Classifying symmetrical differences and temporal change for the detection of malignant masses in mammography using deep neural networks

T. Kooi and N. Karssemeijer

Journal of Medical Imaging 2017;4(4):International Society for Optics and Photonics.

DOI PMID Cited by ~45

Neural networks, in particular deep Convolutional Neural Networks (CNN), have recently gone through a renaissance sparked by the introduction of more efficient training procedures and massive amounts of raw annotated data. Barring a handful of modalities, medical images are typically too large to present as input as a whole and models are consequently trained with subsets of images or cases, representing the most crucial bits of information.
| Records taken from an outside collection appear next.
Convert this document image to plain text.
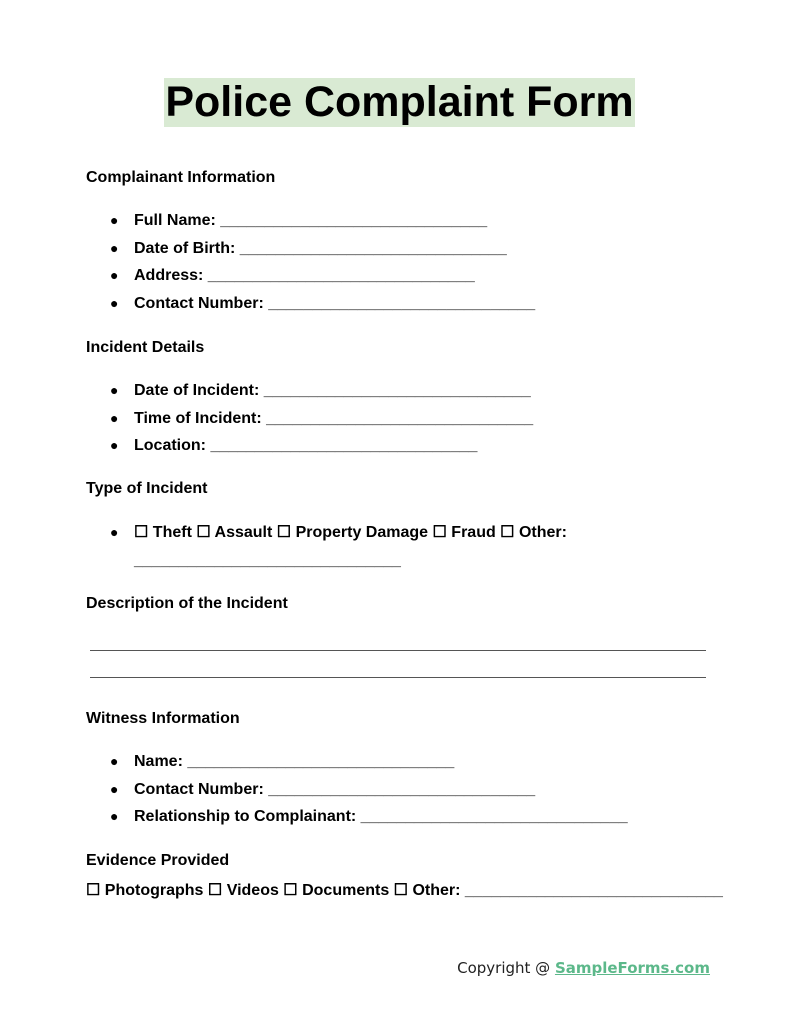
Police Complaint Form
Complainant Information
● Full Name: ______________________________
● Date of Birth: ______________________________
● Address: ______________________________
● Contact Number: ______________________________
Incident Details
● Date of Incident: ______________________________
● Time of Incident: ______________________________
● Location: ______________________________
Type of Incident
● ☐ Theft ☐ Assault ☐ Property Damage ☐ Fraud ☐ Other:
______________________________
Description of the Incident
Witness Information
● Name: ______________________________
● Contact Number: ______________________________
● Relationship to Complainant: ______________________________
Evidence Provided
☐ Photographs ☐ Videos ☐ Documents ☐ Other: _____________________________
Copyright @ SampleForms.com
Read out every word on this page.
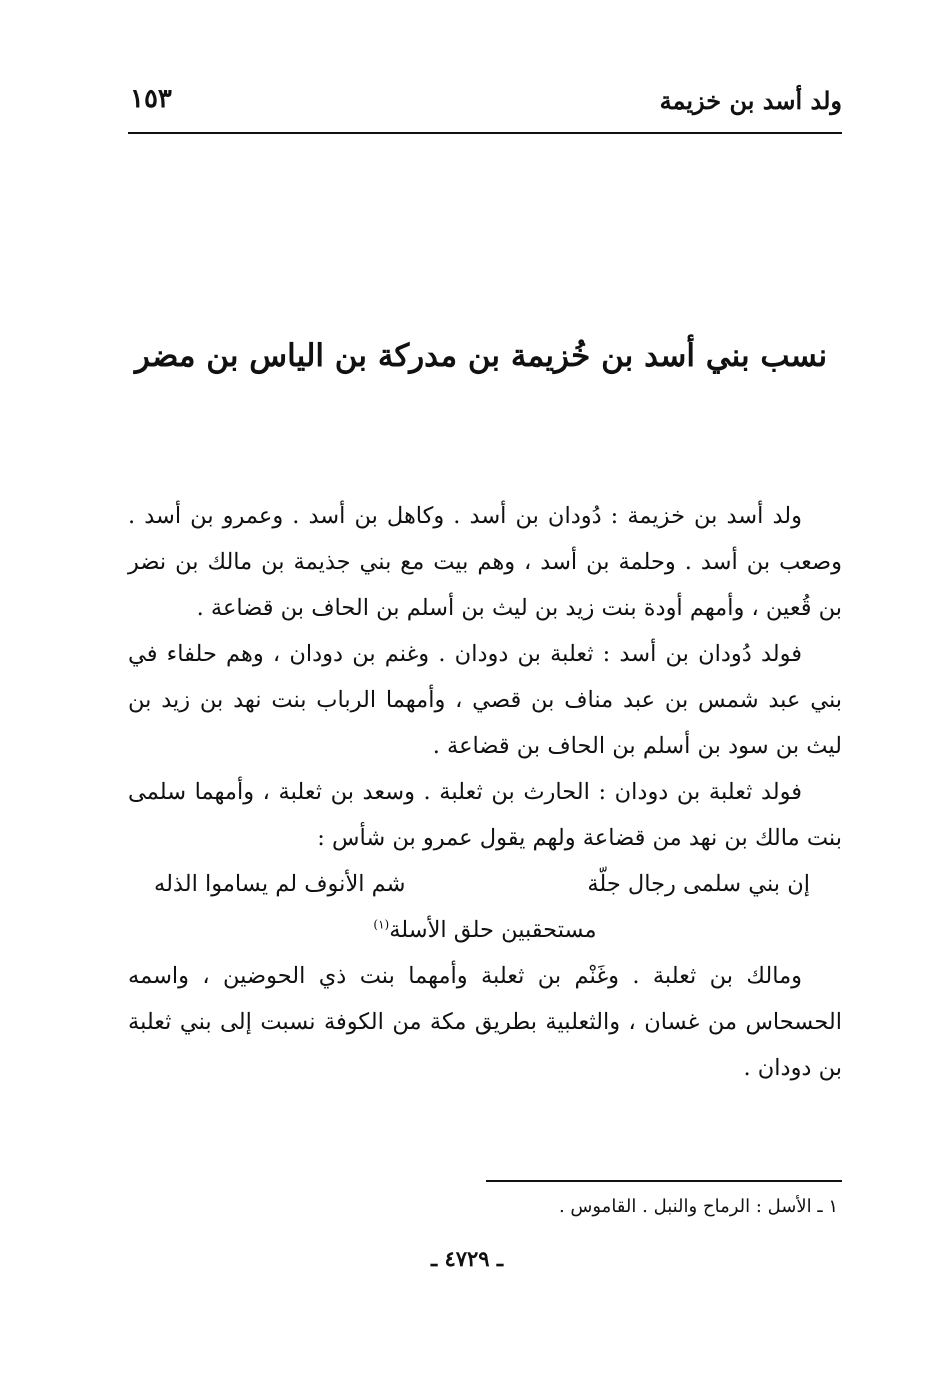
ولد أسد بن خزيمة
١٥٣
نسب بني أسد بن خُزيمة بن مدركة بن الياس بن مضر

ولد أسد بن خزيمة : دُودان بن أسد . وكاهل بن أسد . وعمرو بن أسد . وصعب بن أسد . وحلمة بن أسد ، وهم بيت مع بني جذيمة بن مالك بن نضر بن قُعين ، وأمهم أودة بنت زيد بن ليث بن أسلم بن الحاف بن قضاعة .

فولد دُودان بن أسد : ثعلبة بن دودان . وغنم بن دودان ، وهم حلفاء في بني عبد شمس بن عبد مناف بن قصي ، وأمهما الرباب بنت نهد بن زيد بن ليث بن سود بن أسلم بن الحاف بن قضاعة .

فولد ثعلبة بن دودان : الحارث بن ثعلبة . وسعد بن ثعلبة ، وأمهما سلمى بنت مالك بن نهد من قضاعة ولهم يقول عمرو بن شأس :

إن بني سلمى رجال جلّة
شم الأنوف لم يساموا الذله
مستحقبين حلق الأسلة$^{(١)}$

ومالك بن ثعلبة . وغَنْم بن ثعلبة وأمهما بنت ذي الحوضين ، واسمه الحسحاس من غسان ، والثعلبية بطريق مكة من الكوفة نسبت إلى بني ثعلبة بن دودان .

١ ـ الأسل : الرماح والنبل . القاموس .
ـ ٤٧٢٩ ـ
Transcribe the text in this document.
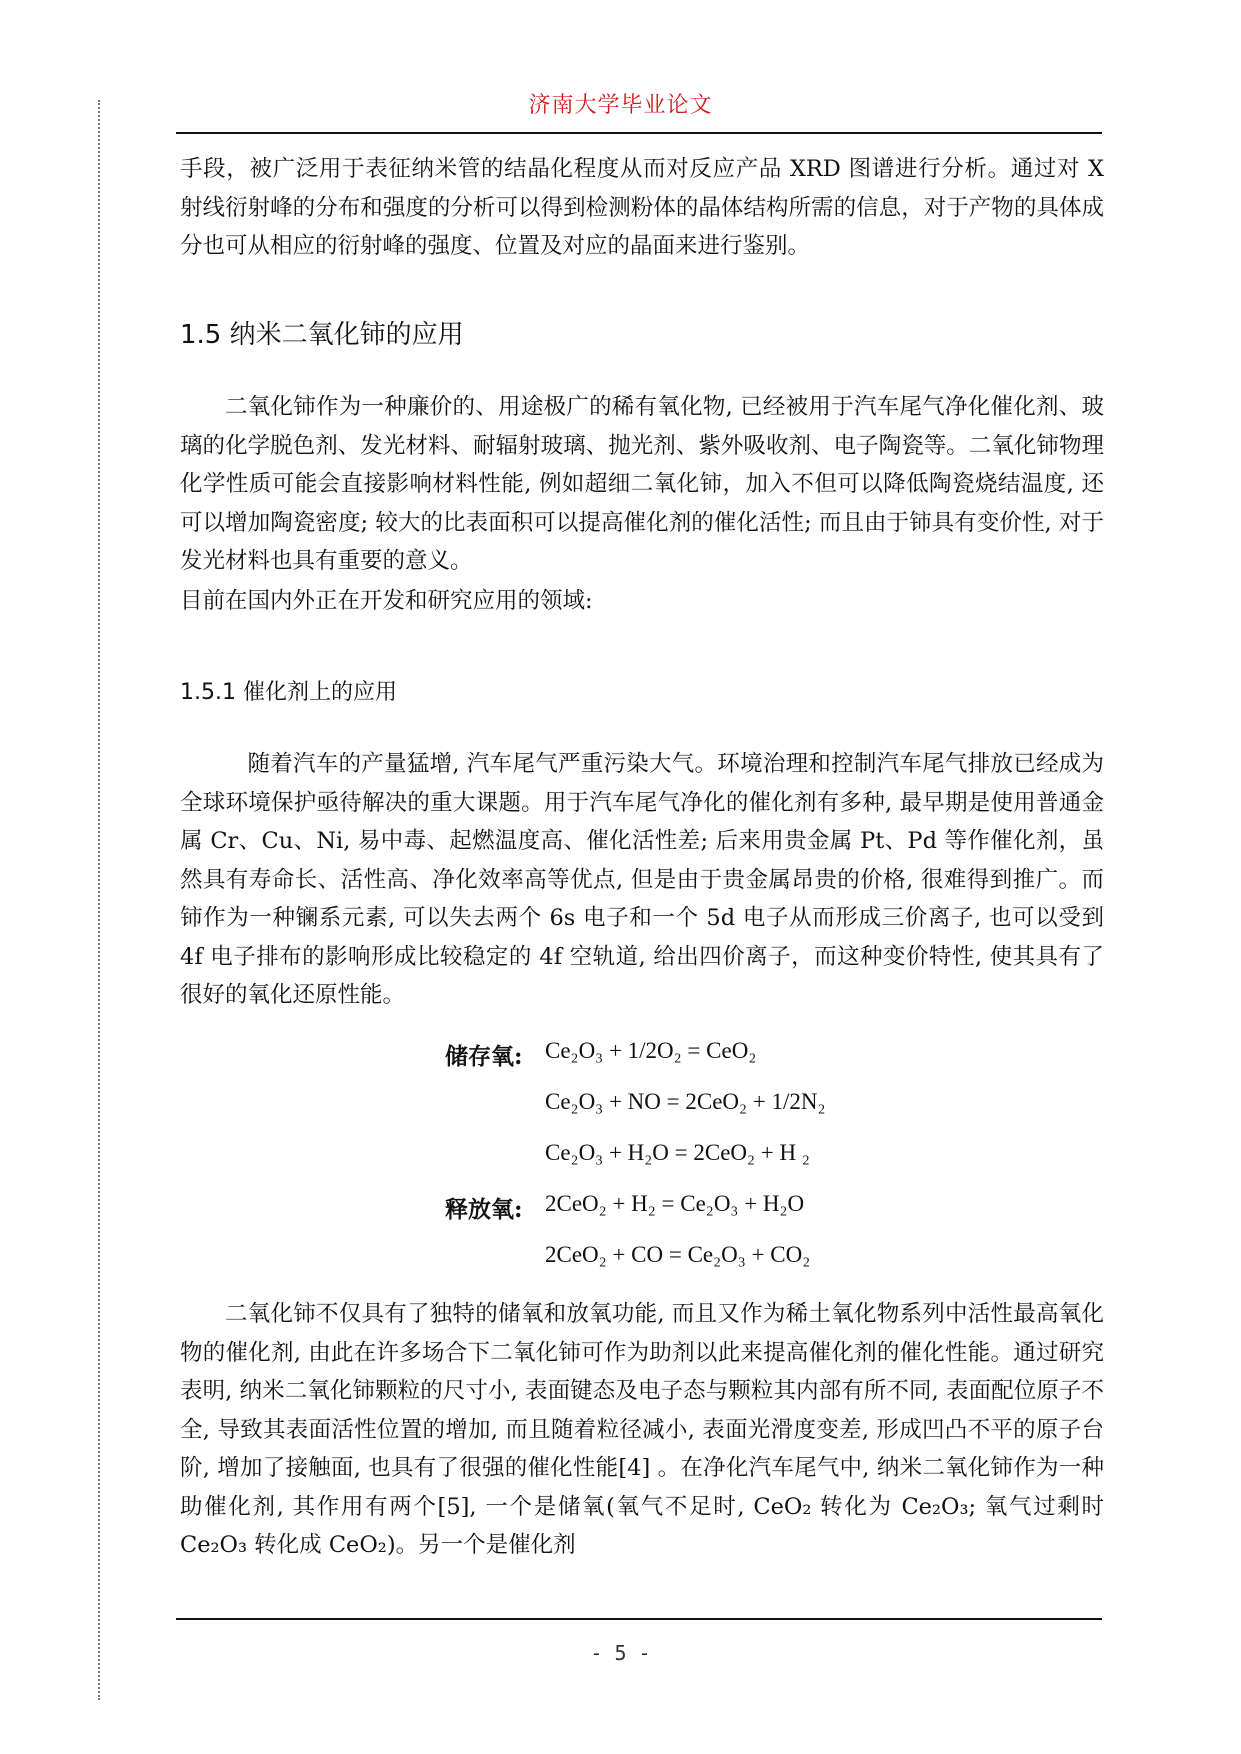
济南大学毕业论文

手段，被广泛用于表征纳米管的结晶化程度从而对反应产品 XRD 图谱进行分析。通过对 X 射线衍射峰的分布和强度的分析可以得到检测粉体的晶体结构所需的信息，对于产物的具体成分也可从相应的衍射峰的强度、位置及对应的晶面来进行鉴别。

1.5 纳米二氧化铈的应用

二氧化铈作为一种廉价的、用途极广的稀有氧化物, 已经被用于汽车尾气净化催化剂、玻璃的化学脱色剂、发光材料、耐辐射玻璃、抛光剂、紫外吸收剂、电子陶瓷等。二氧化铈物理化学性质可能会直接影响材料性能, 例如超细二氧化铈，加入不但可以降低陶瓷烧结温度, 还可以增加陶瓷密度; 较大的比表面积可以提高催化剂的催化活性; 而且由于铈具有变价性, 对于发光材料也具有重要的意义。

目前在国内外正在开发和研究应用的领域:

1.5.1 催化剂上的应用

随着汽车的产量猛增, 汽车尾气严重污染大气。环境治理和控制汽车尾气排放已经成为全球环境保护亟待解决的重大课题。用于汽车尾气净化的催化剂有多种, 最早期是使用普通金属 Cr、Cu、Ni, 易中毒、起燃温度高、催化活性差; 后来用贵金属 Pt、Pd 等作催化剂，虽然具有寿命长、活性高、净化效率高等优点, 但是由于贵金属昂贵的价格, 很难得到推广。而铈作为一种镧系元素, 可以失去两个 6s 电子和一个 5d 电子从而形成三价离子, 也可以受到 4f 电子排布的影响形成比较稳定的 4f 空轨道, 给出四价离子，而这种变价特性, 使其具有了很好的氧化还原性能。

储存氧: Ce₂O₃ + 1/2O₂ = CeO₂
Ce₂O₃ + NO = 2CeO₂ + 1/2N₂
Ce₂O₃ + H₂O = 2CeO₂ + H ₂
释放氧: 2CeO₂ + H₂ = Ce₂O₃ + H₂O
2CeO₂ + CO = Ce₂O₃ + CO₂

二氧化铈不仅具有了独特的储氧和放氧功能, 而且又作为稀土氧化物系列中活性最高氧化物的催化剂, 由此在许多场合下二氧化铈可作为助剂以此来提高催化剂的催化性能。通过研究表明, 纳米二氧化铈颗粒的尺寸小, 表面键态及电子态与颗粒其内部有所不同, 表面配位原子不全, 导致其表面活性位置的增加, 而且随着粒径减小, 表面光滑度变差, 形成凹凸不平的原子台阶, 增加了接触面, 也具有了很强的催化性能[4] 。在净化汽车尾气中, 纳米二氧化铈作为一种助催化剂, 其作用有两个[5], 一个是储氧(氧气不足时, CeO₂ 转化为 Ce₂O₃; 氧气过剩时 Ce₂O₃ 转化成 CeO₂)。另一个是催化剂

- 5 -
When inspecting a scene to identify objects, humans take cues from not just the article in question but also the elements in its vicinity: a frisbee is more likely to be a plate in the presence of a fork and knife. Similar principles apply to the analysis of medical images: specialists base their judgment of an abnormality on all available data, harnessing information such as symmetrical differences in or between organs in question and temporal change, if multiple recordings are available. \

In this paper we investigate the addition of symmetry and temporal context information to a deep CNN with the purpose of detecting malignant soft tissue lesions in mammography. We employ a simple linear mapping that takes the location of a mass candidate and maps it to either the contra-lateral or prior mammogram and Regions Of Interest (ROI) are extracted around each location. We subsequently explore two different architectures (1) a fusion model employing two datastreams were both ROIs are fed to the network during training and testing and (2) a stage-wise approach where a single ROI CNN is trained on the primary image and subsequently used as feature extractor for both primary and symmetrical or prior ROIs. A 'shallow' Gradient Boosted Tree (GBT) classifier is then trained on the concatenation of these features and used to classify the joint representation. Results shown a significant increase in performance using the first architecture and symmetry information, but only marginal gains in performance using temporal data and the other setting. We feel results are promising and can greatly be improved when more temporal data becomes available.